To: peter n matzke who wrote (339)6/10/2001 11:55:47 PM
From: Joe Waynick  Read Replies (1) | Respond to of 355
 
Thank you for your response. I understand what you're saying, but it seems like such a strange rule.

Owning stock and writing covered calls is no more / less risky than writing naked puts. The IRS says that since one owns the stock, they should have the right to sell my stock if the price goes up beyond a set strike price, and I can receive a premium for doing so. That's a timed instrument isn't it?

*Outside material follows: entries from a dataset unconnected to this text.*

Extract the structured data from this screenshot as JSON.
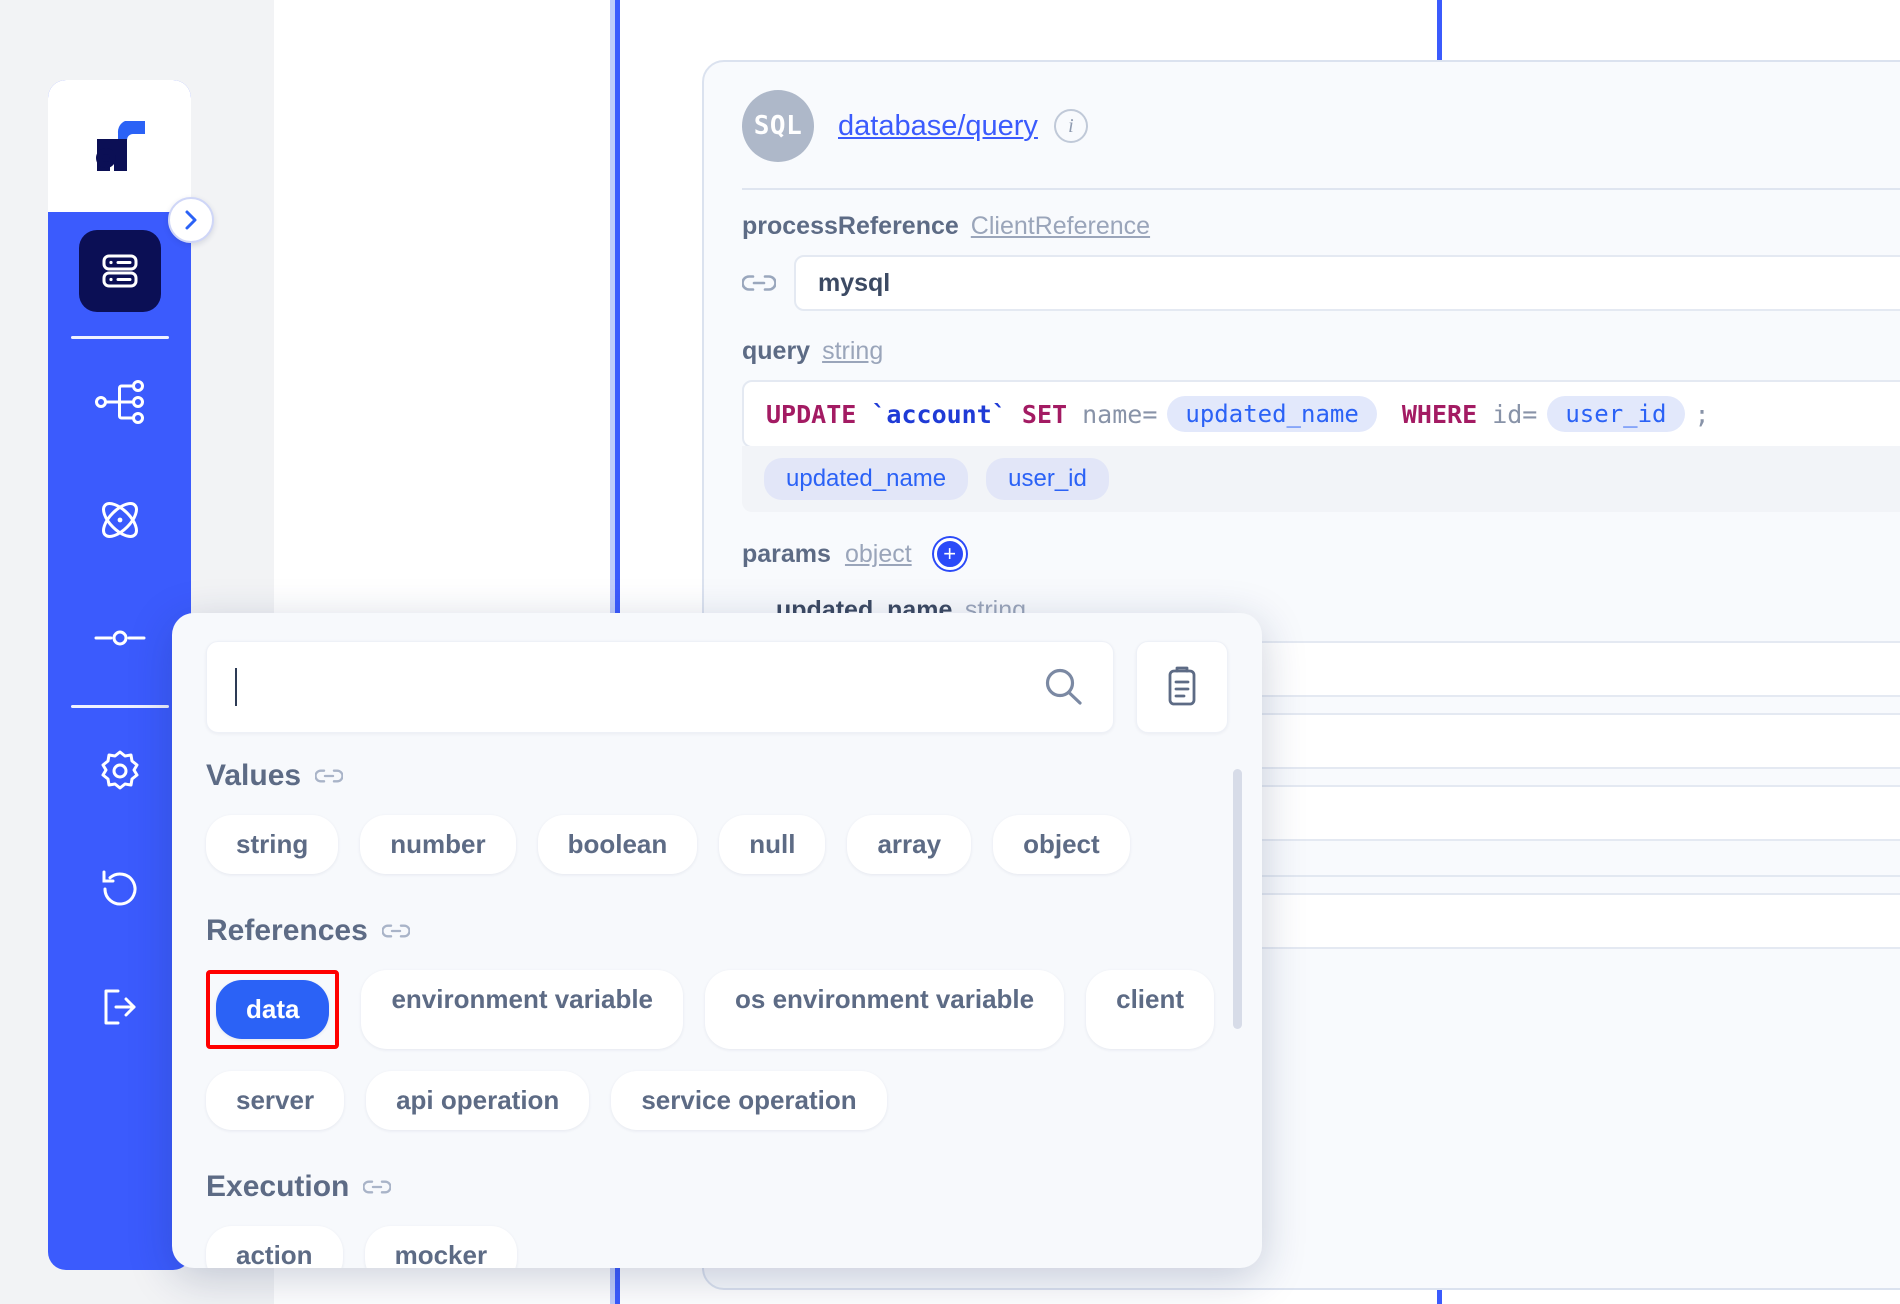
{
  "sidebar": {
    "logo_alt": "app-logo",
    "expand_label": "›",
    "items": [
      {
        "id": "database",
        "icon": "database-icon",
        "active": true
      },
      {
        "id": "flow",
        "icon": "flow-graph-icon",
        "active": false
      },
      {
        "id": "atom",
        "icon": "atom-icon",
        "active": false
      },
      {
        "id": "node",
        "icon": "node-connector-icon",
        "active": false
      },
      {
        "id": "settings",
        "icon": "gear-icon",
        "active": false
      },
      {
        "id": "history",
        "icon": "history-undo-icon",
        "active": false
      },
      {
        "id": "logout",
        "icon": "logout-icon",
        "active": false
      }
    ]
  },
  "node_card": {
    "badge": "SQL",
    "title": "database/query",
    "info_icon": "info-icon",
    "toggle_on": true,
    "menu_icon": "kebab-menu-icon",
    "fields": {
      "process_reference": {
        "label": "processReference",
        "type": "ClientReference",
        "value": "mysql",
        "link_icon": "link-icon"
      },
      "query": {
        "label": "query",
        "type": "string",
        "tokens": [
          {
            "t": "UPDATE",
            "k": "kw"
          },
          {
            "t": " ",
            "k": "sp"
          },
          {
            "t": "`account`",
            "k": "tbl"
          },
          {
            "t": " ",
            "k": "sp"
          },
          {
            "t": "SET",
            "k": "kw"
          },
          {
            "t": " ",
            "k": "sp"
          },
          {
            "t": "name",
            "k": "id"
          },
          {
            "t": " = ",
            "k": "op"
          },
          {
            "t": "updated_name",
            "k": "chip"
          },
          {
            "t": " ",
            "k": "sp"
          },
          {
            "t": "WHERE",
            "k": "kw"
          },
          {
            "t": " ",
            "k": "sp"
          },
          {
            "t": "id",
            "k": "id"
          },
          {
            "t": " = ",
            "k": "op"
          },
          {
            "t": "user_id",
            "k": "chip"
          },
          {
            "t": ";",
            "k": "op"
          }
        ],
        "variables": [
          "updated_name",
          "user_id"
        ]
      },
      "params": {
        "label": "params",
        "type": "object",
        "add_label": "+",
        "collapse_icon": "chevron-down-icon",
        "children": [
          {
            "label": "updated_name",
            "type": "string"
          }
        ]
      }
    }
  },
  "popover": {
    "search": {
      "value": "",
      "placeholder": "",
      "icon": "search-icon"
    },
    "paste_button": {
      "icon": "clipboard-icon"
    },
    "sections": [
      {
        "title": "Values",
        "icon": "link-icon",
        "options": [
          {
            "label": "string",
            "selected": false
          },
          {
            "label": "number",
            "selected": false
          },
          {
            "label": "boolean",
            "selected": false
          },
          {
            "label": "null",
            "selected": false
          },
          {
            "label": "array",
            "selected": false
          },
          {
            "label": "object",
            "selected": false
          }
        ]
      },
      {
        "title": "References",
        "icon": "link-icon",
        "options": [
          {
            "label": "data",
            "selected": true,
            "highlighted": true
          },
          {
            "label": "environment variable",
            "selected": false
          },
          {
            "label": "os environment variable",
            "selected": false
          },
          {
            "label": "client",
            "selected": false
          },
          {
            "label": "server",
            "selected": false
          },
          {
            "label": "api operation",
            "selected": false
          },
          {
            "label": "service operation",
            "selected": false
          }
        ]
      },
      {
        "title": "Execution",
        "icon": "link-icon",
        "options": [
          {
            "label": "action",
            "selected": false
          },
          {
            "label": "mocker",
            "selected": false
          }
        ]
      }
    ]
  },
  "colors": {
    "brand_blue": "#3b5bfd",
    "rail_active": "#0b0f55",
    "accent": "#2b62f6",
    "highlight": "#ff0000",
    "keyword": "#a31b63",
    "table": "#1f3bd6",
    "muted": "#8893a8"
  }
}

Why shouldn't I have the right to buy a stock if the price goes down and receive a premium for doing so? According to McMillan, these two transactions are equivalent.

As usual, the IRS in its infinite wisdom wants to control how I manage my personal finances. Sorry, but I'll get off my soapbox now. ;-)

Joe



To: peter n matzke who wrote (339)6/13/2001 11:26:30 AM
From: Joe Waynick  Respond to of 355
 
I had a long talk with the “Benjamin” in “Benjamin & Jerold” about their IRA accounts. You can do just about anything you want with options and equities EXCEPT the following:

1. You can’t short stock (that would involve borrowing)
2. You can’t sell naked calls (that involves margin)

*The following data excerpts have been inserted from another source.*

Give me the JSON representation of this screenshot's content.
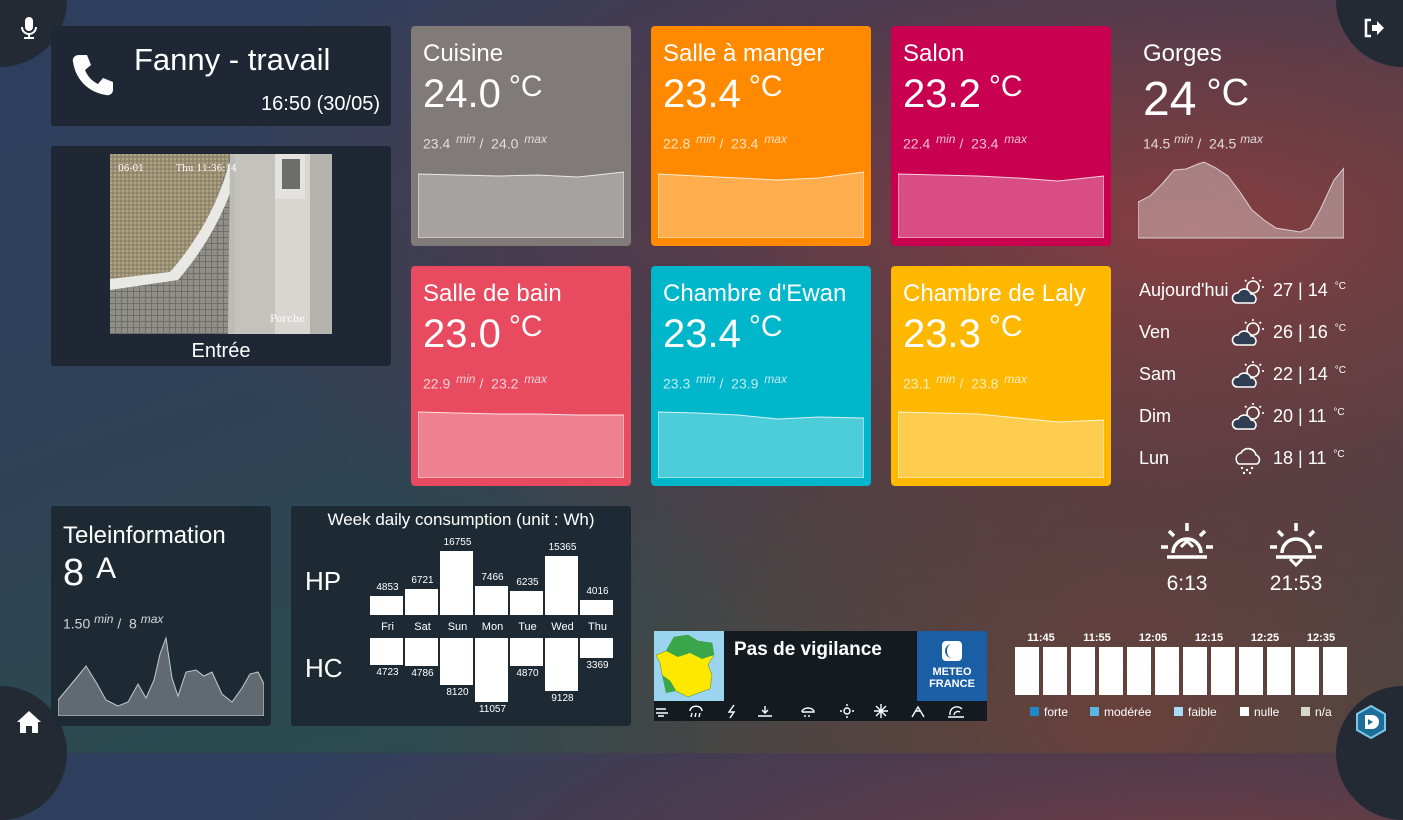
{
  "colors": {
    "cuisine": "#807a79",
    "salle_a_manger": "#ff8a00",
    "salon": "#c8004f",
    "salle_de_bain": "#e84a5f",
    "chambre_ewan": "#00b6cb",
    "chambre_laly": "#ffb800"
  },
  "corners": {
    "tl": "microphone-icon",
    "tr": "sign-out-icon",
    "bl": "home-icon",
    "br": "logo-icon"
  },
  "phone": {
    "name": "Fanny - travail",
    "time": "16:50 (30/05)"
  },
  "camera": {
    "label": "Entrée",
    "overlay_time": "Thu 11:36:14",
    "overlay_date": "06-01",
    "overlay_name": "Porche"
  },
  "rooms": [
    {
      "name": "Cuisine",
      "value": "24.0",
      "unit": "°C",
      "min": "23.4",
      "max": "24.0",
      "min_label": "min",
      "max_label": "max"
    },
    {
      "name": "Salle à manger",
      "value": "23.4",
      "unit": "°C",
      "min": "22.8",
      "max": "23.4",
      "min_label": "min",
      "max_label": "max"
    },
    {
      "name": "Salon",
      "value": "23.2",
      "unit": "°C",
      "min": "22.4",
      "max": "23.4",
      "min_label": "min",
      "max_label": "max"
    },
    {
      "name": "Salle de bain",
      "value": "23.0",
      "unit": "°C",
      "min": "22.9",
      "max": "23.2",
      "min_label": "min",
      "max_label": "max"
    },
    {
      "name": "Chambre d'Ewan",
      "value": "23.4",
      "unit": "°C",
      "min": "23.3",
      "max": "23.9",
      "min_label": "min",
      "max_label": "max"
    },
    {
      "name": "Chambre de Laly",
      "value": "23.3",
      "unit": "°C",
      "min": "23.1",
      "max": "23.8",
      "min_label": "min",
      "max_label": "max"
    }
  ],
  "outdoor": {
    "name": "Gorges",
    "value": "24",
    "unit": "°C",
    "min": "14.5",
    "max": "24.5",
    "min_label": "min",
    "max_label": "max"
  },
  "forecast": [
    {
      "day": "Aujourd'hui",
      "icon": "partly-cloudy-icon",
      "max": "27",
      "min": "14",
      "unit": "°C"
    },
    {
      "day": "Ven",
      "icon": "partly-cloudy-icon",
      "max": "26",
      "min": "16",
      "unit": "°C"
    },
    {
      "day": "Sam",
      "icon": "partly-cloudy-icon",
      "max": "22",
      "min": "14",
      "unit": "°C"
    },
    {
      "day": "Dim",
      "icon": "partly-cloudy-icon",
      "max": "20",
      "min": "11",
      "unit": "°C"
    },
    {
      "day": "Lun",
      "icon": "rain-icon",
      "max": "18",
      "min": "11",
      "unit": "°C"
    }
  ],
  "sun": {
    "sunrise": "6:13",
    "sunset": "21:53"
  },
  "teleinfo": {
    "title": "Teleinformation",
    "value": "8",
    "unit": "A",
    "min": "1.50",
    "max": "8",
    "min_label": "min",
    "max_label": "max"
  },
  "consumption": {
    "title": "Week daily consumption (unit : Wh)",
    "hp_label": "HP",
    "hc_label": "HC",
    "days": [
      "Fri",
      "Sat",
      "Sun",
      "Mon",
      "Tue",
      "Wed",
      "Thu"
    ],
    "hp": [
      4853,
      6721,
      16755,
      7466,
      6235,
      15365,
      4016
    ],
    "hc": [
      4723,
      4786,
      8120,
      11057,
      4870,
      9128,
      3369
    ]
  },
  "vigilance": {
    "text": "Pas de vigilance",
    "brand_line1": "METEO",
    "brand_line2": "FRANCE",
    "legend": [
      {
        "label": "forte",
        "color": "#1e87c8"
      },
      {
        "label": "modérée",
        "color": "#5ab4e6"
      },
      {
        "label": "faible",
        "color": "#a8dcf5"
      },
      {
        "label": "nulle",
        "color": "#ffffff"
      },
      {
        "label": "n/a",
        "color": "#d8d8c8"
      }
    ]
  },
  "rain_timeline": {
    "times": [
      "11:45",
      "11:55",
      "12:05",
      "12:15",
      "12:25",
      "12:35"
    ]
  }
}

Otherwise, you can buy puts/calls, sell covered calls, sell naked puts (backed by 100% cash on the underlying security, buy/write spreads of all kinds. The key is they will not allow you to borrow or use margin. As long as the position is covered with other options and/or cash, they allow it. The IRS is perfectly okay with it.

At this time, I’m only interested in naked puts and covered calls. The combination of those two strategies reduces the risk in my IRA considerably when compared to simply buying and holding or even using covered calls alone. It’s exactly what I’m looking for.